All of this isn’t to say the butter board trend is without merit. At least it is exactly what it claims, unlike “nature’s cereal,” a 2021 TikTok food trend that boldly asked us to believe a bowl of berries drowned in coconut water was a suitable replacement for Cap’n Crunch.

The butter board is more akin to baked feta pasta or the tortilla wrap hack–a low-effort dish that relies on simple ingredients, requires little culinary ability, and offers endless options for customization.

Some TikTok users are opting for sweet ingredients like figs, strawberries, and honey. Others are infusing butter boards with popular flavors from their own cultures like this Desi butter board from @zaynahsbakes. Infused butter is nothing new, but the butter board trend eliminates the prep work of combining ingredients making it an easier way to experiment with new flavors.
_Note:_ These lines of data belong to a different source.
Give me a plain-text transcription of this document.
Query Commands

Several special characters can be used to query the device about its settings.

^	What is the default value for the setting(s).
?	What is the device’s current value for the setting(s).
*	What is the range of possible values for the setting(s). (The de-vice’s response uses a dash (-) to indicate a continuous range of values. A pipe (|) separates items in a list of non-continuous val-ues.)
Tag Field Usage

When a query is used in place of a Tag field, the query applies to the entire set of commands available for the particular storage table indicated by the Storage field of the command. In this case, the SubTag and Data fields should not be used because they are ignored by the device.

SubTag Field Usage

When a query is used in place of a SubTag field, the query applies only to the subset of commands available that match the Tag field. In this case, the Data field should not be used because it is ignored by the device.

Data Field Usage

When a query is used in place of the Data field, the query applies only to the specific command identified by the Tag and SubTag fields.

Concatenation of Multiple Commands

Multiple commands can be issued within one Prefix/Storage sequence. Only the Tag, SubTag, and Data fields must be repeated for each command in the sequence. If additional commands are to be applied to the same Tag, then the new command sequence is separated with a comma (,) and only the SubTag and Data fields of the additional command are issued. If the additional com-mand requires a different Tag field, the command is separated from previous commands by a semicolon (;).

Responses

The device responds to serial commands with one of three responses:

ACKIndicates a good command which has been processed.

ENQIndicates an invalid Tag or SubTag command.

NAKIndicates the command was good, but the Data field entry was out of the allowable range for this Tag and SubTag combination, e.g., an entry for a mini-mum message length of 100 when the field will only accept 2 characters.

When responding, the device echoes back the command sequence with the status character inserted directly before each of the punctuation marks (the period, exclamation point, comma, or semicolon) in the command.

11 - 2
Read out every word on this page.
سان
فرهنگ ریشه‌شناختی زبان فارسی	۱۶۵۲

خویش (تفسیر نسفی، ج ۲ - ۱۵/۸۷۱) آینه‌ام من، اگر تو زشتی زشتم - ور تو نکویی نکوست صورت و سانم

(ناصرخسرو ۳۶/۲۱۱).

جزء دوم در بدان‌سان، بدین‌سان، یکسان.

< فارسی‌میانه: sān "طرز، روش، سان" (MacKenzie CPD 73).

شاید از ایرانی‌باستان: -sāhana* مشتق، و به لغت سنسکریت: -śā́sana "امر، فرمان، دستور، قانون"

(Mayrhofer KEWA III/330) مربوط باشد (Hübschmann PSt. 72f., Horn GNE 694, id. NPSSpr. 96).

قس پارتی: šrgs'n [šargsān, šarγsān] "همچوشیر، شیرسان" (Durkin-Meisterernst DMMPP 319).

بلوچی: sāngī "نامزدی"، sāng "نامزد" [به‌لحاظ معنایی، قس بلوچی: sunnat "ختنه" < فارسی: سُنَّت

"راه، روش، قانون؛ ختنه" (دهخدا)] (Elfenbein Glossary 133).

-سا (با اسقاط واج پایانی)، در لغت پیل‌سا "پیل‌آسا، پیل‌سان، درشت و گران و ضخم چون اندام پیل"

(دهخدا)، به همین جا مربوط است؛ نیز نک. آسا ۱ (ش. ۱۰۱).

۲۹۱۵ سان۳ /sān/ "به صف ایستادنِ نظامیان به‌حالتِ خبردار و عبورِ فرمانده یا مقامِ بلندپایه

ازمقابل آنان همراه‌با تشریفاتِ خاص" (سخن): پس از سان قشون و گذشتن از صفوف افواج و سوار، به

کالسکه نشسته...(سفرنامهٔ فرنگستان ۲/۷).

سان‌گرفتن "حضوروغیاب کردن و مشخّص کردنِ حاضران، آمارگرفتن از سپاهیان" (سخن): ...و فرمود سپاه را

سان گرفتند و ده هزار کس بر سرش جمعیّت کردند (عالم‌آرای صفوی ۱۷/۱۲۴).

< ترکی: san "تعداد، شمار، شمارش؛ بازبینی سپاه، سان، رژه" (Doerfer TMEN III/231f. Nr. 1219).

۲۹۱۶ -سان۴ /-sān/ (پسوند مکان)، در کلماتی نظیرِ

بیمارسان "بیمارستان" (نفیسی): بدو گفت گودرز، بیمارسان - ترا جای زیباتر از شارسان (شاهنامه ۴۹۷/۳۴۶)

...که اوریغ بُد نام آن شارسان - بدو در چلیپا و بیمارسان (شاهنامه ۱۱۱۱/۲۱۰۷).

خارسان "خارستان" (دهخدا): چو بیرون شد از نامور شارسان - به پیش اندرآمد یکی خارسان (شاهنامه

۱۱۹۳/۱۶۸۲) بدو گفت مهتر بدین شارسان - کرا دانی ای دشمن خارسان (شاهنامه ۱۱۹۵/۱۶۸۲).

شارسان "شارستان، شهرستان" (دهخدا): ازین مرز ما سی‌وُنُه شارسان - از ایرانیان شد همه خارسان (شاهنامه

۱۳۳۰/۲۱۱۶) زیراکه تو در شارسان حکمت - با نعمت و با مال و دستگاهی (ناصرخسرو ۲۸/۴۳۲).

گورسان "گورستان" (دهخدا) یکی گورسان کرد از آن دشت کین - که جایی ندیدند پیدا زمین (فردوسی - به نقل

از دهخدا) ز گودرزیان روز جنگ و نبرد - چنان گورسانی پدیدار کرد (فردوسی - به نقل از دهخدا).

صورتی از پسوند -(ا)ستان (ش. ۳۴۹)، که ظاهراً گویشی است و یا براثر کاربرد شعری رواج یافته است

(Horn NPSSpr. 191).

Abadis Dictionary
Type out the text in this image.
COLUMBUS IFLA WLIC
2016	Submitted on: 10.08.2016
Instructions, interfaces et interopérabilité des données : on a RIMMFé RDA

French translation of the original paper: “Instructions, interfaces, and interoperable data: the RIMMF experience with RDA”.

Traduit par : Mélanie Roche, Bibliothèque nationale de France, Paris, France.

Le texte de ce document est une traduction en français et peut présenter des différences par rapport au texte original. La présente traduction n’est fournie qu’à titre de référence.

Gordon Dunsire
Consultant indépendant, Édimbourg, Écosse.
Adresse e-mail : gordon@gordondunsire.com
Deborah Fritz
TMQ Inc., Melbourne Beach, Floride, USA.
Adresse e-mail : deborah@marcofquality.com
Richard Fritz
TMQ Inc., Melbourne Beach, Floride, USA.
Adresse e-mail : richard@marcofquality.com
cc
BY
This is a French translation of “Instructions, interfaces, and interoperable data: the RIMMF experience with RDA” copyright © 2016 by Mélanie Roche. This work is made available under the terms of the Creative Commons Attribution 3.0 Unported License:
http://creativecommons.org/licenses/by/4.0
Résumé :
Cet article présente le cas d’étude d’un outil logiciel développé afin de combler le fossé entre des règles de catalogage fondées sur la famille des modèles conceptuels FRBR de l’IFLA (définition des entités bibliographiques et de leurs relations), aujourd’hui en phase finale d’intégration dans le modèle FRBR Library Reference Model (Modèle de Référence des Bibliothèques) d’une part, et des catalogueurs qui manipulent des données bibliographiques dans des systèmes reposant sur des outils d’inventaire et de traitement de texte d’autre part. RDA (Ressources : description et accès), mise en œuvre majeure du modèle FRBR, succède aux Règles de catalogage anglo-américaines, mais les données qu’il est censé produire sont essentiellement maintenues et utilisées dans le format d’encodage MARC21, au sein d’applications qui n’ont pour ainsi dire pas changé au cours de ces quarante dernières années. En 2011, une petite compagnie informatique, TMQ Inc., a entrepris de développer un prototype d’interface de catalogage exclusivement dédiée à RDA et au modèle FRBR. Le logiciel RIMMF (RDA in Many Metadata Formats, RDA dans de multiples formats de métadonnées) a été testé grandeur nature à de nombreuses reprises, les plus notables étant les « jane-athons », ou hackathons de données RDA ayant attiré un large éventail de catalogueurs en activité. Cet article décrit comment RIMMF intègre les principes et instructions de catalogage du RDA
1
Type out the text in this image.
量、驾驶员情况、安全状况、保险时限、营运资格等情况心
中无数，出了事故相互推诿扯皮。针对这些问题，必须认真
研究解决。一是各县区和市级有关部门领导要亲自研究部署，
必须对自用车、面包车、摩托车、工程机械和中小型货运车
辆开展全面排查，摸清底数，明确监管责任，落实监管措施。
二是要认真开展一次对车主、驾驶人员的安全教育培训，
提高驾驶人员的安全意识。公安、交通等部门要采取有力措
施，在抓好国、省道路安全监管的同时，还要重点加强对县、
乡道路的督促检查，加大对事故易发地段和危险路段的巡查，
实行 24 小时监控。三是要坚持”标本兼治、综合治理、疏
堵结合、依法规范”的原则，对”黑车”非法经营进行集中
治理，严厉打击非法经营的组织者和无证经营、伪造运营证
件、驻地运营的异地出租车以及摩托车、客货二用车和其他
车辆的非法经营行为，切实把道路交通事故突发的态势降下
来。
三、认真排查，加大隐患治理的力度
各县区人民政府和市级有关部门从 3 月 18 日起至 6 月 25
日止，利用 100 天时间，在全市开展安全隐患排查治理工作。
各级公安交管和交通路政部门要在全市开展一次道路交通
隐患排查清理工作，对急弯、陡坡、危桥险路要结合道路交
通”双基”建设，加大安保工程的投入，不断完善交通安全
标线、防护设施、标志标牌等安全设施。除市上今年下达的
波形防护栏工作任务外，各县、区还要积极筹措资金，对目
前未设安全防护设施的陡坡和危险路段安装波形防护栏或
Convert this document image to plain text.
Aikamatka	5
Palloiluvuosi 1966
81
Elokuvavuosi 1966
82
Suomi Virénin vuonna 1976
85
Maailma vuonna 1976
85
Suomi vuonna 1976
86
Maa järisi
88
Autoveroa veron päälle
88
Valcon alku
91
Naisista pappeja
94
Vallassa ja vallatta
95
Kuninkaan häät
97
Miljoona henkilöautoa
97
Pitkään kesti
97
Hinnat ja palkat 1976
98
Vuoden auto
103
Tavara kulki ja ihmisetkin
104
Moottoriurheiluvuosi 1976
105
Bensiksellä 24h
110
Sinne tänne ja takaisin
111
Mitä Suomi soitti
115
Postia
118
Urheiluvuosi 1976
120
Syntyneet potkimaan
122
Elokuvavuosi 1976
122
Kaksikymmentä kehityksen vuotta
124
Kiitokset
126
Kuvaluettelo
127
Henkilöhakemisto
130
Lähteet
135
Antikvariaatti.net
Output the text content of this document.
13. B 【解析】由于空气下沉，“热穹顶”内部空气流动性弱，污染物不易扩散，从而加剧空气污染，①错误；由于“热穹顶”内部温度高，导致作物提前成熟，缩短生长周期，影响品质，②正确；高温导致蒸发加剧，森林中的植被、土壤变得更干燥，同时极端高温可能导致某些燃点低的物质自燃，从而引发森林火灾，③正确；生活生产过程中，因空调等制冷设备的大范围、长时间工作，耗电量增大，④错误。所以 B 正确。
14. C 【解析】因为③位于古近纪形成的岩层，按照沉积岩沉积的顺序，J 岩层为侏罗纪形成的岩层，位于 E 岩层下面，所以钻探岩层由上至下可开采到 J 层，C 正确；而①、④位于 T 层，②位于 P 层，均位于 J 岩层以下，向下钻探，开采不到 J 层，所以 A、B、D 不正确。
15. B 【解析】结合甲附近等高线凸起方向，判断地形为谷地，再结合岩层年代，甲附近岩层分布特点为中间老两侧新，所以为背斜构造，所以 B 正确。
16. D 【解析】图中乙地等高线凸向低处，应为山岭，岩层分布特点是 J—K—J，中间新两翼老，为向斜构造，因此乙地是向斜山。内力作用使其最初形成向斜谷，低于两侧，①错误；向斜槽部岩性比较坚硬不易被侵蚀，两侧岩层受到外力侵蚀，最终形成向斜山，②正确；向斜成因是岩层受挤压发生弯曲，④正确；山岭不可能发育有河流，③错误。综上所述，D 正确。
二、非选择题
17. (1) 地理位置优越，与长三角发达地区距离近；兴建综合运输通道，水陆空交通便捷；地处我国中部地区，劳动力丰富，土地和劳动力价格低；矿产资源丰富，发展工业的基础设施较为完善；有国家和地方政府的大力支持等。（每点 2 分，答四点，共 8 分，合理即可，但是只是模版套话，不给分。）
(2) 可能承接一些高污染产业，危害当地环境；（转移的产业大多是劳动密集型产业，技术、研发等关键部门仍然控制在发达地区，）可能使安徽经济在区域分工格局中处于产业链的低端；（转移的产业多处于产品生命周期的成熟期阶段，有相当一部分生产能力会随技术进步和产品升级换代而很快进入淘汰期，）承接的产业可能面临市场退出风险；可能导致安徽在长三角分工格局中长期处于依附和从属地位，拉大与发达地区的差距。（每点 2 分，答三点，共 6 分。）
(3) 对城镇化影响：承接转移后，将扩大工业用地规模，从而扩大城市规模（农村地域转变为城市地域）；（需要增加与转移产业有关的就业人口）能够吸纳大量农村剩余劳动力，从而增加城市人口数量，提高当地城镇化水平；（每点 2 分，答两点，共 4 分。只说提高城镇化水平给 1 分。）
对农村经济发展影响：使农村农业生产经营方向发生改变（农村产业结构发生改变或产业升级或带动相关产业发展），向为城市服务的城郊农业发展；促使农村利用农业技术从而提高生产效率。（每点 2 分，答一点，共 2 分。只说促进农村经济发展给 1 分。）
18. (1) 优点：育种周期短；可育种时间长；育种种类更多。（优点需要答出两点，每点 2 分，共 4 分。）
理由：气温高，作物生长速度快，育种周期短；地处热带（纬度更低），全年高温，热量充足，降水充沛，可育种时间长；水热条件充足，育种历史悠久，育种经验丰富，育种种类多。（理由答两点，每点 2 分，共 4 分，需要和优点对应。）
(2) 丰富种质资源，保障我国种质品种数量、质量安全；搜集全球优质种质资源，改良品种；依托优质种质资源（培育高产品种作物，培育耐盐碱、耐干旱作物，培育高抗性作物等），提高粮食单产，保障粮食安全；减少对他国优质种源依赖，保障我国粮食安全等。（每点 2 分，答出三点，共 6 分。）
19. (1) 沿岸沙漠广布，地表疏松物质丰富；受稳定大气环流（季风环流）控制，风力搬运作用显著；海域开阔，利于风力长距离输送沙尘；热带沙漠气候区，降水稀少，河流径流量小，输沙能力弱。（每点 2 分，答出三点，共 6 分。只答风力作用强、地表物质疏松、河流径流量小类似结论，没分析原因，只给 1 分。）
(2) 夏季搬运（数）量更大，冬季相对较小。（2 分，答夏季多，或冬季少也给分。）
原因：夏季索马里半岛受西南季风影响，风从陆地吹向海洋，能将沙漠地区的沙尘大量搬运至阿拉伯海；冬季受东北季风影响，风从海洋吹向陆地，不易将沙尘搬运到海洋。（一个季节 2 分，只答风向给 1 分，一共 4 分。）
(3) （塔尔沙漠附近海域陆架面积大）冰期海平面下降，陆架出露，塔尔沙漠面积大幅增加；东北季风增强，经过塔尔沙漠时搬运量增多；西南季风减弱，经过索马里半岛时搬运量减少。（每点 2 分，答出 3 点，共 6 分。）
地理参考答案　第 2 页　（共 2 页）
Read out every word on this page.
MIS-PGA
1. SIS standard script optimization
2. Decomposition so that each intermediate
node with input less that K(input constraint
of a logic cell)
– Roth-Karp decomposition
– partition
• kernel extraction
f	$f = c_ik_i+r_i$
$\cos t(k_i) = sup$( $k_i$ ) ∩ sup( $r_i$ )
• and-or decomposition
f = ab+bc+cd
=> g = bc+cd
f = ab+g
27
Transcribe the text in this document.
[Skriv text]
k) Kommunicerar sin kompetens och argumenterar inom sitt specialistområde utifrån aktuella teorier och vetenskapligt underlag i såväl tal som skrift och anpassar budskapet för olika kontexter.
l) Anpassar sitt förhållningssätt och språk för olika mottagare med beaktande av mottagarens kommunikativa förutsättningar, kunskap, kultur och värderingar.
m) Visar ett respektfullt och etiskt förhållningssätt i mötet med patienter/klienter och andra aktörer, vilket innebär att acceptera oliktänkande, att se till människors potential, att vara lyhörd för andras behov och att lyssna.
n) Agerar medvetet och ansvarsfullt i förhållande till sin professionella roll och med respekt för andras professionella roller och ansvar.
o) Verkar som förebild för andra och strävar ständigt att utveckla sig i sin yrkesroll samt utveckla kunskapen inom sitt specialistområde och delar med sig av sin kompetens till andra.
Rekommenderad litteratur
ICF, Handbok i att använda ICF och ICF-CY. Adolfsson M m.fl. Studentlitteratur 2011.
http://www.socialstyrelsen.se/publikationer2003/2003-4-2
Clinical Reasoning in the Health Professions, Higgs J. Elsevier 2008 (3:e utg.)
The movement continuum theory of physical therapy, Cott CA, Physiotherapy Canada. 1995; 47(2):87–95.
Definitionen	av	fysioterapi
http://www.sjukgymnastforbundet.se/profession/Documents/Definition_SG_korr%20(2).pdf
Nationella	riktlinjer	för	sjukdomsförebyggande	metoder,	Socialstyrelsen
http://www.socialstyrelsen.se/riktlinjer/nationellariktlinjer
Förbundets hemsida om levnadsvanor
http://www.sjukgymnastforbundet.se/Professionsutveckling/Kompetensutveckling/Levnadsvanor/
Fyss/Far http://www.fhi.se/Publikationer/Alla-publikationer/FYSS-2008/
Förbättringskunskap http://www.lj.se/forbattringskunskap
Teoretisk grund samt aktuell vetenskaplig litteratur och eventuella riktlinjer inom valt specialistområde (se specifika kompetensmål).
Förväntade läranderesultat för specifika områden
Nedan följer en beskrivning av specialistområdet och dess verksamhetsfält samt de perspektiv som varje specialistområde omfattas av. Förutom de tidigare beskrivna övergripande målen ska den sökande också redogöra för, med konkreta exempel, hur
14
Doiron mentions she wants to make butter boards the next charcuterie board, and if ever there were a year this could happen it would be one where food prices are predicted to jump 9 to 10 percent. Even with a butter shortage that’s caused a 24.6 percent year over year increase in price, assembling a butter board remains a more affordable option than loading up your grocery cart with cured meats, pricey cheeses, nuts, olives, fruit, and jam.

There’s a reason the phrase “bread and butter” has become synonymous with basic, ordinary sustenance; the cheap and filling combination has been a staple for hundreds of years. So if creatively plating that staple and topping it with fresh herbs and pretty edible flowers can make it feel a little more special, why not? It wouldn’t be surprising to see the butter board pop up on more holiday tables this year as a budget-friendly but striking addition to the turkey and mashed potatoes.

If smearing a bunch of butter on a cutting board becomes an acceptable appetizer to bring to potlucks and it can be assembled for less than $15, you can count my chips-and-dip bringing self sold on the trend. Even if just looking at it makes my blood pressure rise.